(Related, but not quite the same as, How should unfalsifiable claims be handled?)
What standards should be used when attempting to debunk "conspiracy theory" claims?
Consider as an example Has the US Government tagged people to be killed with stickers on the mailboxes? I suspect that the claim is false, but I am having trouble imagining what kind of answer would satisfactorily establish this.
Should we demand evidence that would convince a reasonable skeptic, based on our usual referencing standards (e.g. peer-reviewed journals, etc)? Such evidence is unlikely to convince a genuine adherent of the claim. If there really is a government conspiracy to kill millions of citizens, surely the conspirators would also be capable of planting misinformation in reputable journals, so they can't be relied upon. Anyway, most reasonable skeptics probably don't consider the claim credible in the first place.

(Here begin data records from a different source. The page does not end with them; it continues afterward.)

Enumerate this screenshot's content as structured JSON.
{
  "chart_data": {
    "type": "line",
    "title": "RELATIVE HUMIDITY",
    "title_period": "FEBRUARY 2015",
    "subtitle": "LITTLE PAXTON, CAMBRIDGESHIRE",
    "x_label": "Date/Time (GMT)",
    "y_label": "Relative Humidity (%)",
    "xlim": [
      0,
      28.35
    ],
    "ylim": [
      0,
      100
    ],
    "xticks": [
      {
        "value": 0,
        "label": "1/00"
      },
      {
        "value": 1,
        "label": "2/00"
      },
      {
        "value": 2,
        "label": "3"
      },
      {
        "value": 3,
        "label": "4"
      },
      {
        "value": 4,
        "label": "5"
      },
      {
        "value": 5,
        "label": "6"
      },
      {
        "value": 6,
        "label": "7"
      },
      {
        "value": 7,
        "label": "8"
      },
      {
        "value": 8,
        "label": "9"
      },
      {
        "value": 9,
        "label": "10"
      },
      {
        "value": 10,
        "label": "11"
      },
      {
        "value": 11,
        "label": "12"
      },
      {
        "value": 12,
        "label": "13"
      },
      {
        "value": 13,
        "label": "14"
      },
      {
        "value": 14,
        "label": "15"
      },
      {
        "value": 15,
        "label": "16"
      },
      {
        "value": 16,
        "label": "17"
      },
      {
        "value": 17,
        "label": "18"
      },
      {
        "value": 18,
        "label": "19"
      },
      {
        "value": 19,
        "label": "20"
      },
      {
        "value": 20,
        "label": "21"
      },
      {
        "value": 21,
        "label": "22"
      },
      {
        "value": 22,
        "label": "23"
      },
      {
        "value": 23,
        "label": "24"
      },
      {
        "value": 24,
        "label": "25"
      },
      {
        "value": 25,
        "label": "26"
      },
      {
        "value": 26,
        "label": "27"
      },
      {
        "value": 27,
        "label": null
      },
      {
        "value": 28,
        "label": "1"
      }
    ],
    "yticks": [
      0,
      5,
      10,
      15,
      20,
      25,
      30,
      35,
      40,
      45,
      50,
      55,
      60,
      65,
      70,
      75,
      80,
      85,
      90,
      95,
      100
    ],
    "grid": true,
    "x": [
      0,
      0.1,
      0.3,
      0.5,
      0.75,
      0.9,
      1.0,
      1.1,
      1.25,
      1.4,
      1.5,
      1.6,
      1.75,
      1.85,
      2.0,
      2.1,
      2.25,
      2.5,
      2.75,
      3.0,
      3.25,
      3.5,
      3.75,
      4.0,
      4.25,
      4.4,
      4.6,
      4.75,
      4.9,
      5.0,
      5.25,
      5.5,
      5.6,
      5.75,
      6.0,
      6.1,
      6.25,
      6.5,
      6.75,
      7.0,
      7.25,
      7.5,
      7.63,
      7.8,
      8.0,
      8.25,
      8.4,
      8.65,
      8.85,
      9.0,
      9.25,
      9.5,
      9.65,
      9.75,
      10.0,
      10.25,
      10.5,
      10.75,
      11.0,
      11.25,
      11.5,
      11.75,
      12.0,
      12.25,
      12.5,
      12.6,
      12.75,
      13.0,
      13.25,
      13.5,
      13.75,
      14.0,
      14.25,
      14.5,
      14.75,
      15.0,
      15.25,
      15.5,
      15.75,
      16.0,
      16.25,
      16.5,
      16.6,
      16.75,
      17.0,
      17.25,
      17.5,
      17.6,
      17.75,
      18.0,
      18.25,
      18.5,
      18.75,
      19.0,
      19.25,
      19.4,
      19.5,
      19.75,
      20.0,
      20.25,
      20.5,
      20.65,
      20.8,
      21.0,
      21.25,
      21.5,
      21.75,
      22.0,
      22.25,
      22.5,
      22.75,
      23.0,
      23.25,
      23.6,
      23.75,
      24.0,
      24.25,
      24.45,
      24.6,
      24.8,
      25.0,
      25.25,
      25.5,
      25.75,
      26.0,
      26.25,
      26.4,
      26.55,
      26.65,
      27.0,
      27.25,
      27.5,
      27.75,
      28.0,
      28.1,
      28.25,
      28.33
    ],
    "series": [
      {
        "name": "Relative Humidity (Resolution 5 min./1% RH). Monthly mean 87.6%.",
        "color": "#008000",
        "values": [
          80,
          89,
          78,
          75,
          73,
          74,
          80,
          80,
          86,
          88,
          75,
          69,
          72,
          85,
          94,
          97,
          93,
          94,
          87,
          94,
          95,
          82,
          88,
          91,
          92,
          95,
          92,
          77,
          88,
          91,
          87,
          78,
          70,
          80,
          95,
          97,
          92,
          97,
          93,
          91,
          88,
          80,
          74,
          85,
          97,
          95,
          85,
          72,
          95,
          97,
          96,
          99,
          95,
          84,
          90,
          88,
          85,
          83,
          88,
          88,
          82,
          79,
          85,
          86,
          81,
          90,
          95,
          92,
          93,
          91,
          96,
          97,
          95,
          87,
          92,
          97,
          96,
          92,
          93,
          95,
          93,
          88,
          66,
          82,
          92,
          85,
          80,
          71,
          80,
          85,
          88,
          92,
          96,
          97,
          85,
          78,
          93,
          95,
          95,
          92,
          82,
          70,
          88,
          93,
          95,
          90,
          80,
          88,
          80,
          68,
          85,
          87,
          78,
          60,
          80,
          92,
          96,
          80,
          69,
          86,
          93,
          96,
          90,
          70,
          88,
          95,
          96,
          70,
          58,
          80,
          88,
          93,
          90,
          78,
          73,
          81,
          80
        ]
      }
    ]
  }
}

Should we demand incontrovertible evidence, that would convince any rational thinker? ("Every US government employee has been interrogated under the influence of magical truth serum, and all of them denied the existence of the conspiracy.") This probably doesn't exist - by that standard, the claim is likely unfalsifiable.
Should we give original arguments as to the implausibility of the claim? ("If the government wanted to kill people, they would surely organize it in a more efficient way, using electronic records instead of mailbox stickers.") We generally don't allow such "theory answers".
Should we require that the asker specify in advance what sort of evidence they would regard as satisfactory? In that case, if what they specify is reasonable, we can attempt to search for it, without fear that it will be rejected as conspiracy misinformation. If it's unreasonable (they want magical truth serum interrogation transcripts), we could close the question. But maybe this places an excessive burden on the asker. We don't demand this of people asking more mundane questions; we apply community standards of evidence. Also, having the asker state their personal standard of evidence makes the question less generally applicable; a future reader might not find that particular set of evidence convincing.
Should we just leave such questions open and unanswered indefinitely, until such indeterminate time as incontrovertible evidence may surface?
Should we simply close all such questions? (What criteria should be applied in identifying "such questions"?)